If consumption normalises, we could see a small slowdown in terms of growth within such sectors, but it is not something to worry about. However, it would be prudent to be aware of the manufacturing sector in Mexico, as well as the influence of external factors, as if manufacturing in the US decelerates significantly, we could face a recession and an economic slowdown like we saw in the first 2 months of this year.
For the first time in many years we saw a favourable quarterly reports season in Mexico for 1Q16. In the companies we follow, revenue growth was 11% and EBITDA growth was 8% year-on-year. Excluding the worst performer (AMX), the numbers were 13.7% and 17.8% respectively.
The aforementioned consumer companies and sector were the best performing, with revenues growing almost 19%, and EBITDA at almost 22%.
The results include the impact of negative currency effects, so overall the numbers are good. For the second quarter we also expect good results in cyclical and consumer companies benefiting from the positive economic environment and above data.
Mexico recently hiked interest rates, slightly faster than some economists expected.
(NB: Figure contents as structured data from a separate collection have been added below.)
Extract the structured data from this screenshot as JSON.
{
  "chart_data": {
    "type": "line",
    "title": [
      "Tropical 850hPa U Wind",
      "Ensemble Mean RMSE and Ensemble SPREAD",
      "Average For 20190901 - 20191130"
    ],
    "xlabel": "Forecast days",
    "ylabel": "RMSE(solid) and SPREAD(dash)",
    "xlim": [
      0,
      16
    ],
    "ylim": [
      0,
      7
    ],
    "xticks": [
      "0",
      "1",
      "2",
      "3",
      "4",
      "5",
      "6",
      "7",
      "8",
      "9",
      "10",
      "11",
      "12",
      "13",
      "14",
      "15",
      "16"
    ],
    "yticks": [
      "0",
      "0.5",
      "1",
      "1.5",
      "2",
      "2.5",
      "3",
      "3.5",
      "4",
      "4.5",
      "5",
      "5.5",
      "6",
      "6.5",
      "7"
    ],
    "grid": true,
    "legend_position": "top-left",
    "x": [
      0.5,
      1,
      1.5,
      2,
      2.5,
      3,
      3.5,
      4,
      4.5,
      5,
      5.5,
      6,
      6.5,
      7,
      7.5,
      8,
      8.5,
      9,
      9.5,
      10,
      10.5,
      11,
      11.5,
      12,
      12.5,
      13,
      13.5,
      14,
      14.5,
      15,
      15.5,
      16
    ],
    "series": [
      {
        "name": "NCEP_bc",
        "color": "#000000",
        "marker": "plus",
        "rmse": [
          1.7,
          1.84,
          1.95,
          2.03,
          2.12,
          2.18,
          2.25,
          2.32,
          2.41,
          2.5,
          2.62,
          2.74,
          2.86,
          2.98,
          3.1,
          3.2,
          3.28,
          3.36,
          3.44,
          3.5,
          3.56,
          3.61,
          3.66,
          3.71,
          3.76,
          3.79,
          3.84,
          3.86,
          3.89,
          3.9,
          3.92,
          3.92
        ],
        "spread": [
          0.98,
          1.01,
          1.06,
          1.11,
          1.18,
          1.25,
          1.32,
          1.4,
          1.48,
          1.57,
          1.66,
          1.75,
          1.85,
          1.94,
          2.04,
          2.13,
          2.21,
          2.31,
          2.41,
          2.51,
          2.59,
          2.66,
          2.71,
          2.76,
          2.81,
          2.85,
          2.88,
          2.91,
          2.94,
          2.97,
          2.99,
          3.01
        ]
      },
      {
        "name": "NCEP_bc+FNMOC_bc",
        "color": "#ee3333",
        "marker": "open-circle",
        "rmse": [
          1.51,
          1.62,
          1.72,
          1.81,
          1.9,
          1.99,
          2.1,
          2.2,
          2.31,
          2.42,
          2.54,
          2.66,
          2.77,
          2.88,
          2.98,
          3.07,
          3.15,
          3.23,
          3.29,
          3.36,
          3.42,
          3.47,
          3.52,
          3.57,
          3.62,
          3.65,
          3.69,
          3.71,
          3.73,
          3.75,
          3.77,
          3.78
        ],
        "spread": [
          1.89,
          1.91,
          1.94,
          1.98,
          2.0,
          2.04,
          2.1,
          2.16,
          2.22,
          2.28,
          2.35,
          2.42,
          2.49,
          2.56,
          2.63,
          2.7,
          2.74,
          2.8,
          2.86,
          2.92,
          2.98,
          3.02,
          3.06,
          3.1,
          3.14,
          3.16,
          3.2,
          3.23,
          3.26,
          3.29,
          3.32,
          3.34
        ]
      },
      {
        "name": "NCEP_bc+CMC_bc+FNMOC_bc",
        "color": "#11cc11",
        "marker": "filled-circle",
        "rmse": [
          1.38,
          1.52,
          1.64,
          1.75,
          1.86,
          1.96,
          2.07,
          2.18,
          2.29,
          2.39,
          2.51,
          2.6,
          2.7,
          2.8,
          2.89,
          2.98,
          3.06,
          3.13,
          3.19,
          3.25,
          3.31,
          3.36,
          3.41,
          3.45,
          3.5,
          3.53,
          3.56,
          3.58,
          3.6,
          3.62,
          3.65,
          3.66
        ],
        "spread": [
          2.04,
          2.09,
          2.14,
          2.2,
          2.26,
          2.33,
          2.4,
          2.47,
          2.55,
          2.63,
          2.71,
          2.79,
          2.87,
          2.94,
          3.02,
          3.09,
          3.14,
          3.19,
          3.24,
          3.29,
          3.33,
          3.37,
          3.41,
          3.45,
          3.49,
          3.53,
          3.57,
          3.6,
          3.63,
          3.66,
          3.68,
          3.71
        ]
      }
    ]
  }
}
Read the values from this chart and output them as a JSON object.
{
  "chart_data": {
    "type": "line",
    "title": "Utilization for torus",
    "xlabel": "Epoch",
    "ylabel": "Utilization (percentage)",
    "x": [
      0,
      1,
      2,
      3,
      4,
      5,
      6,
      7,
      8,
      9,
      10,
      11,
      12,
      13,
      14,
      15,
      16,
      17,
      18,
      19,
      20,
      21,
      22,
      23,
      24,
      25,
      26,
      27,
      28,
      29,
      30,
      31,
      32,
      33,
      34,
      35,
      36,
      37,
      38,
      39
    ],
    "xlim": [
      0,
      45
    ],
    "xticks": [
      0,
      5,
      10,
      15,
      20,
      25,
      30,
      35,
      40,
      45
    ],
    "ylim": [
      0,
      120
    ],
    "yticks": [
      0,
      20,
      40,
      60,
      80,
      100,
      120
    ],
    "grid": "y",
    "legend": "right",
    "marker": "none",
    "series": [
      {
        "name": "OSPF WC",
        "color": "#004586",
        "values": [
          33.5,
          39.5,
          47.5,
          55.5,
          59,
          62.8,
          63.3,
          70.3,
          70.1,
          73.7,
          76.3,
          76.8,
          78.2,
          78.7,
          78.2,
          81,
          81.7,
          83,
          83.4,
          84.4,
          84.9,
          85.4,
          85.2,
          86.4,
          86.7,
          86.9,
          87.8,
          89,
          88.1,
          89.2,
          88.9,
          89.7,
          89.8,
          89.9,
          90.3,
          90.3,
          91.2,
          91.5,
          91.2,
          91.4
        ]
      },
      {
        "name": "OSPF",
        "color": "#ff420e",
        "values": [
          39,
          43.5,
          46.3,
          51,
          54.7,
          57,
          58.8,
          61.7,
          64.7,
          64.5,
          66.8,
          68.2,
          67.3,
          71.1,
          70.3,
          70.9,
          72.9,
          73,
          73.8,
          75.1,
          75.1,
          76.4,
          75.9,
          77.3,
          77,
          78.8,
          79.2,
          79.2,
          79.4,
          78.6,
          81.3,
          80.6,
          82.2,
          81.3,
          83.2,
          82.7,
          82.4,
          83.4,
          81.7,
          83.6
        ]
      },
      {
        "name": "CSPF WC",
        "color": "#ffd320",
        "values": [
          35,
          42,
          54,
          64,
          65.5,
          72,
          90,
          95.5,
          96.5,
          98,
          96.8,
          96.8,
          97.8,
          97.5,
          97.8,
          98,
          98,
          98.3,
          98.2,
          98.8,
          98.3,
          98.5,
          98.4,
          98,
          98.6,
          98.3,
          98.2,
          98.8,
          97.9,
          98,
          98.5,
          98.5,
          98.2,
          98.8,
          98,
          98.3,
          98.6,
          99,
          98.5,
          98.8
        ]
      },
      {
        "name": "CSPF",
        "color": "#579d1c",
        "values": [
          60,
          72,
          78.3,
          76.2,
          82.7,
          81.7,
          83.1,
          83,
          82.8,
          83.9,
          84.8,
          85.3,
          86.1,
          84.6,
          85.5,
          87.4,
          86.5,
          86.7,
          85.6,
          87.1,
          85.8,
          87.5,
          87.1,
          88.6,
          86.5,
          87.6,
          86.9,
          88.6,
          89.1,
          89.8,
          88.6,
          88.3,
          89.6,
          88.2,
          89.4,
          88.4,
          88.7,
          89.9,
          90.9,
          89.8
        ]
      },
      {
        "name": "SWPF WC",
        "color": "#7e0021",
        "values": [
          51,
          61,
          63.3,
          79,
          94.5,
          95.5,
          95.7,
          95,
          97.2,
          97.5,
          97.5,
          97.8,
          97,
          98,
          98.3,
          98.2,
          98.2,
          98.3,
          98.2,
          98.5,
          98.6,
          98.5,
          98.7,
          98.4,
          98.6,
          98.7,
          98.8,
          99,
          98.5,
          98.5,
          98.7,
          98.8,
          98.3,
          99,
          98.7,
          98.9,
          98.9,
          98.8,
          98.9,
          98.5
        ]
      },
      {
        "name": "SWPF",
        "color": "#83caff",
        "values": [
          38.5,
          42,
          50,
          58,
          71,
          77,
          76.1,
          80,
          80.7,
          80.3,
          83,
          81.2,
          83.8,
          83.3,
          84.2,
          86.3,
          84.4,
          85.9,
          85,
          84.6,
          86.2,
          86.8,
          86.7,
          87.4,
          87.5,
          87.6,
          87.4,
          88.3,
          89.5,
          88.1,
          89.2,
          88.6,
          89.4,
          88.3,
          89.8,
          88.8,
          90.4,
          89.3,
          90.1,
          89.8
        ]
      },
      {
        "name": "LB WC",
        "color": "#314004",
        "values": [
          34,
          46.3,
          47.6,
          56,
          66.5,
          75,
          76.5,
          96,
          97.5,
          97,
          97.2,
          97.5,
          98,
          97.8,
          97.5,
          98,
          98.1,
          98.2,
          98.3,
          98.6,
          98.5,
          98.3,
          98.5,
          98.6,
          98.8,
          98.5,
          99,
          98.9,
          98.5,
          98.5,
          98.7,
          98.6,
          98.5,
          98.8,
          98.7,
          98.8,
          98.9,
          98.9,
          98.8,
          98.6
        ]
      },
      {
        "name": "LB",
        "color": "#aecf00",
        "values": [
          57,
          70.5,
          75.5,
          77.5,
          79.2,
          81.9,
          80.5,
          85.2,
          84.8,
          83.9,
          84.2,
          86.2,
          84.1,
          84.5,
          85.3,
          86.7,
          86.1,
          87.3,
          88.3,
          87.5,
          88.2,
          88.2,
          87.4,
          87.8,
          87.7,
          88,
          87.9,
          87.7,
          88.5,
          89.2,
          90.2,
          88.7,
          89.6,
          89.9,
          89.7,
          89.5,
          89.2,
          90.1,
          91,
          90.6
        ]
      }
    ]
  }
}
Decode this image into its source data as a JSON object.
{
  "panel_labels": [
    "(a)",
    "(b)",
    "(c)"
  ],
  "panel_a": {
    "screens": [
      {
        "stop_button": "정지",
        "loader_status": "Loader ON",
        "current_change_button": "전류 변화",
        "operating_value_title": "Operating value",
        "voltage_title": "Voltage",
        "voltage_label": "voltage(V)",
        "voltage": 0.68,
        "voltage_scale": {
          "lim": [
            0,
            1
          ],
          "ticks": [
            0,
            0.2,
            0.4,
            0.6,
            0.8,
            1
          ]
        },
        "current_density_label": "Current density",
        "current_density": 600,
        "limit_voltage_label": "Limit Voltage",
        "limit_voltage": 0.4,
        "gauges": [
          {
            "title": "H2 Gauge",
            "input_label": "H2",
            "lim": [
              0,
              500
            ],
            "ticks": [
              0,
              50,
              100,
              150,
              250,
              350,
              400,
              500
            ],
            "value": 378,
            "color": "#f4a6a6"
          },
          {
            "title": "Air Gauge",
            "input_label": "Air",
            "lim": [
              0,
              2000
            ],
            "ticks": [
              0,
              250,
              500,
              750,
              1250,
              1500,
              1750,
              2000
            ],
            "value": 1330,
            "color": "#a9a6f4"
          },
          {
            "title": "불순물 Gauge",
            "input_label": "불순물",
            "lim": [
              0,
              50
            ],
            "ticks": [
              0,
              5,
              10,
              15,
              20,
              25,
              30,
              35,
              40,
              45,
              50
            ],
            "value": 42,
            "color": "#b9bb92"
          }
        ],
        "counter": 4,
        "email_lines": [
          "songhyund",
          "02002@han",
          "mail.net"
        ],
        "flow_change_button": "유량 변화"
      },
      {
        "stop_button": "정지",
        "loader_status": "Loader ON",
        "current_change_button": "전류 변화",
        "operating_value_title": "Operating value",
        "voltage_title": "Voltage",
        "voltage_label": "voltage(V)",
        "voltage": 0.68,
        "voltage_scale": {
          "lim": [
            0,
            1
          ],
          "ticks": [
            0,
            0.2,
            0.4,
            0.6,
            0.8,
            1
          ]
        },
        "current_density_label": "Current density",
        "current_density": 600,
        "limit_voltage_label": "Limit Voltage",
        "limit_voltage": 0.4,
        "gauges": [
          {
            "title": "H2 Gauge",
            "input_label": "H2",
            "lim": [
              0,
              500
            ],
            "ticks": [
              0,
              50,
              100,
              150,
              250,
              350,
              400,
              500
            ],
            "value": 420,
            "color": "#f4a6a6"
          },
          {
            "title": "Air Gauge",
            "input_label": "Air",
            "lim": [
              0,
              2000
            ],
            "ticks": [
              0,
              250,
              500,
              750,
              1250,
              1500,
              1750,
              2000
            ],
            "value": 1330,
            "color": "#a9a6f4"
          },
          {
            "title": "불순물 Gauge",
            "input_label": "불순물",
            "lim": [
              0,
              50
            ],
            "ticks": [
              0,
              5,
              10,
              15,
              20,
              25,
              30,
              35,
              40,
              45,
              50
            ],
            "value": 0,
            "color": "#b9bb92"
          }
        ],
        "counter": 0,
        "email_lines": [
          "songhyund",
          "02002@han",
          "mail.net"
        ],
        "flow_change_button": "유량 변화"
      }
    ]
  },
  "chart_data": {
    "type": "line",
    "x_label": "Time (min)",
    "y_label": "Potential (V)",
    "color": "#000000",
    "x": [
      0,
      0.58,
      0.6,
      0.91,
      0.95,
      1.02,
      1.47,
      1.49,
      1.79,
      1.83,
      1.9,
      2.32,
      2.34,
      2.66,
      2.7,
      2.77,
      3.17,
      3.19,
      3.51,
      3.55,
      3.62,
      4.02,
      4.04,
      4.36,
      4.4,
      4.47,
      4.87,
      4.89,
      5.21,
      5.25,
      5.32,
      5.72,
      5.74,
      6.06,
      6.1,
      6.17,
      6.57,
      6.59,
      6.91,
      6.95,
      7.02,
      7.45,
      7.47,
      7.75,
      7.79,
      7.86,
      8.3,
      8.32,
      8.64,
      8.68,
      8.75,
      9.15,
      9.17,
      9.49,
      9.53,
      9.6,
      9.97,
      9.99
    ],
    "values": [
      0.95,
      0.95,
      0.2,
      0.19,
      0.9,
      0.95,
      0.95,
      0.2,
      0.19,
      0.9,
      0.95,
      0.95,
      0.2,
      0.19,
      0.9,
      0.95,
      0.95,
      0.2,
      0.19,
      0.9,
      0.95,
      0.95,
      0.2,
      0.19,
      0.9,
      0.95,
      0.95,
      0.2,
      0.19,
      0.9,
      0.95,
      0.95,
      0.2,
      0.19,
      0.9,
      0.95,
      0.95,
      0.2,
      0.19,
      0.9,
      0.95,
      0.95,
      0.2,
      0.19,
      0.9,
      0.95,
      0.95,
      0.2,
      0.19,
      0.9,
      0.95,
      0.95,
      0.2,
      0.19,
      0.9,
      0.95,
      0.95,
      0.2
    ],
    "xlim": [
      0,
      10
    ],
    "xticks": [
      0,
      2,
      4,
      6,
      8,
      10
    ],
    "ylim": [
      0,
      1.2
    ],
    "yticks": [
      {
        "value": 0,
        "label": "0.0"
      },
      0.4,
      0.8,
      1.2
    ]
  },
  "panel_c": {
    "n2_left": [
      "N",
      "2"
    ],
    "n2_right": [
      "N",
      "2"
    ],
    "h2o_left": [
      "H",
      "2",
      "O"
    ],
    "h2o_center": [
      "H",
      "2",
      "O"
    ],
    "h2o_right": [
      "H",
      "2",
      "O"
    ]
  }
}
To what extent has this influenced your investment outlook on exporters?
Not much, as we have a positive outlook for the industry for the long-run. As long-term investors, we take into account this type of action in our investment process, and this specific move did not change our investment thesis.
Macroeconomic events such as fears of a recession or a global slowdown in economic activity have a more significant impact on our view of exporters. We saw the rate hike as part of a disciplined and cautious move by the Ministry of Finance and the Central Bank.